Friday, January 22, 2010

Solar Eclipse report from Pakistan

Judging by the news reporting here in the US, Pakistanis spend most of their time praying, dodging or making bombs, chanting anti-American slogans, and thinking about ways how to con the US into giving them money without having to really fight the Taliban. So it may come as a surprise to see several members of the Pakistani public, armed with telescopes and solar filters, gather outside on January 15th simply to look at the the dimming of the light from the Sun. Here is a news report in English and then below that in Urdu about event organized by Khwarizmi Science Society (KSS) (see my earlier posts about their events here, here, here, and here):



And if you are fluent in Urdu, you can check out this one (for those familiar with the 80s TV serial, "Aangan Taerah", 'zara zabaan per uboor daikhiyay'):


I'm glad the bit about superstitions is brought out clearly. After the July solar eclipse in Pakistan, I had seen this heartbreaking picture on Pakistaniat:

Here is the caption that goes with the picture:
A physically paralyzed girl lies half-buried in sand at the banks of river Indus.

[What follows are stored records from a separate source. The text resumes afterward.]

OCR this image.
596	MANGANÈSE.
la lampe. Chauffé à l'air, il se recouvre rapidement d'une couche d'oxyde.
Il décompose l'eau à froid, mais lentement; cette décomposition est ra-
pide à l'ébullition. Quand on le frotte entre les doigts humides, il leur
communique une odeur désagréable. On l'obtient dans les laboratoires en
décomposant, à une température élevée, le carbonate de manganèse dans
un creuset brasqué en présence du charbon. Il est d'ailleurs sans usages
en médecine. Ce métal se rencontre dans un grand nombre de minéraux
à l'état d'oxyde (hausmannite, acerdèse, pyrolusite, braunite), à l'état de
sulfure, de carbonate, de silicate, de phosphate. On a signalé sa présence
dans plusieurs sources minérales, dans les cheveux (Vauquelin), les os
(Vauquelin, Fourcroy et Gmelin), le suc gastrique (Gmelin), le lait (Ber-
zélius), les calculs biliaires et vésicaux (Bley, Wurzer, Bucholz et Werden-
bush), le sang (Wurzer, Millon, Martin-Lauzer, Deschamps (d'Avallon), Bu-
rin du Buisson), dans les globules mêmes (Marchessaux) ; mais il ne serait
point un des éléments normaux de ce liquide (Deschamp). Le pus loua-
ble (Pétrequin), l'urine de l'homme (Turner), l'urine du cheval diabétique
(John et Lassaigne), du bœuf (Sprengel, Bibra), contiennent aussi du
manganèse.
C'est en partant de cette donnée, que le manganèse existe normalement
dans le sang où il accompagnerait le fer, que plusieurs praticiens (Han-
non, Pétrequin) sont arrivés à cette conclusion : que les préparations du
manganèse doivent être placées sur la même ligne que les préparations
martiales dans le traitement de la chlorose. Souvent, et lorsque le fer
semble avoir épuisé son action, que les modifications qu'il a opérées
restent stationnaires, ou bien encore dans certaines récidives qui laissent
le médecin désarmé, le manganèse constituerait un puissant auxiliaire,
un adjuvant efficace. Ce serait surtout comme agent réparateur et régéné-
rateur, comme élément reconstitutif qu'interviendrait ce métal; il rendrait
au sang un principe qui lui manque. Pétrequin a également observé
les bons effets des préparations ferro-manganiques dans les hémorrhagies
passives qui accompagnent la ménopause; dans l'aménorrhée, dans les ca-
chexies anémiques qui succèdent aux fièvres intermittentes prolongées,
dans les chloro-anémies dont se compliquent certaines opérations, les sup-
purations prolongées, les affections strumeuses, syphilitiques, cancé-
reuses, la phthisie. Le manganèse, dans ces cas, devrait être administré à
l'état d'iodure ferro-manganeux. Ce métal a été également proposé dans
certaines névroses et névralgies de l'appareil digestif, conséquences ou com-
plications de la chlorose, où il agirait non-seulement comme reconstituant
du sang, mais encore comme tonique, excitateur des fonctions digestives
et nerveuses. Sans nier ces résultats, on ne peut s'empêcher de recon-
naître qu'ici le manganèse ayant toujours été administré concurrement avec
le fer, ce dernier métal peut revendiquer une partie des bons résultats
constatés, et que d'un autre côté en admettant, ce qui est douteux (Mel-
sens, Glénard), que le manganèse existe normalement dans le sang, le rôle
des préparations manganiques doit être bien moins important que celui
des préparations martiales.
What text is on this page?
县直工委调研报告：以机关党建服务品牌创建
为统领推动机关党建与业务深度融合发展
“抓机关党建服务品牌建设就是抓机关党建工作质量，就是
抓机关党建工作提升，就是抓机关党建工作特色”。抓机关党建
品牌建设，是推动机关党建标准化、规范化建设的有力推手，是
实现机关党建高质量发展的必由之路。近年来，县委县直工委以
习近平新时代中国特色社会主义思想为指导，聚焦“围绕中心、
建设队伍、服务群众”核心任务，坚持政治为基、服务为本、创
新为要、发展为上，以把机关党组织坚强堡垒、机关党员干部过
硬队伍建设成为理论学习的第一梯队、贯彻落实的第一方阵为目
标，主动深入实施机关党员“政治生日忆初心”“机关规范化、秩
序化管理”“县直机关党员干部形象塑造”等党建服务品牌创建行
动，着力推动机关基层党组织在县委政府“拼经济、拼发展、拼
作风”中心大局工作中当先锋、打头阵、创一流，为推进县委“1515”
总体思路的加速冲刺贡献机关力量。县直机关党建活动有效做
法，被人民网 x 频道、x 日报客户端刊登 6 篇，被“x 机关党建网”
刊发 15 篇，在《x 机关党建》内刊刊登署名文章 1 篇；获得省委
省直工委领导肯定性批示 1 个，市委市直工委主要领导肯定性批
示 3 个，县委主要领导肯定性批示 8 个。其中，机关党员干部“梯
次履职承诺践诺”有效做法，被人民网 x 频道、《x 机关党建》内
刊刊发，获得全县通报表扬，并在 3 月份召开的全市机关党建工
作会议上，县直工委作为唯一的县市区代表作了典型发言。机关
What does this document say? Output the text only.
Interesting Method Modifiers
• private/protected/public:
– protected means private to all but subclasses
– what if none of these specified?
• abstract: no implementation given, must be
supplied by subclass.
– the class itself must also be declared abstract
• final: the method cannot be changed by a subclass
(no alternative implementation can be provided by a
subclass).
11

Local mythology suggests burying paralyzed children in sand and exposing them to solar eclipse helps overcome paralysis.
It is the job of educators and science communicators to prevent these unfortunate incidences from happening - a particularly challenging, but necessary, task in a country with a literacy rate hovering around 50%.

Great job, Sabieh, Umair and others, for addressing this issue explicitly in the report.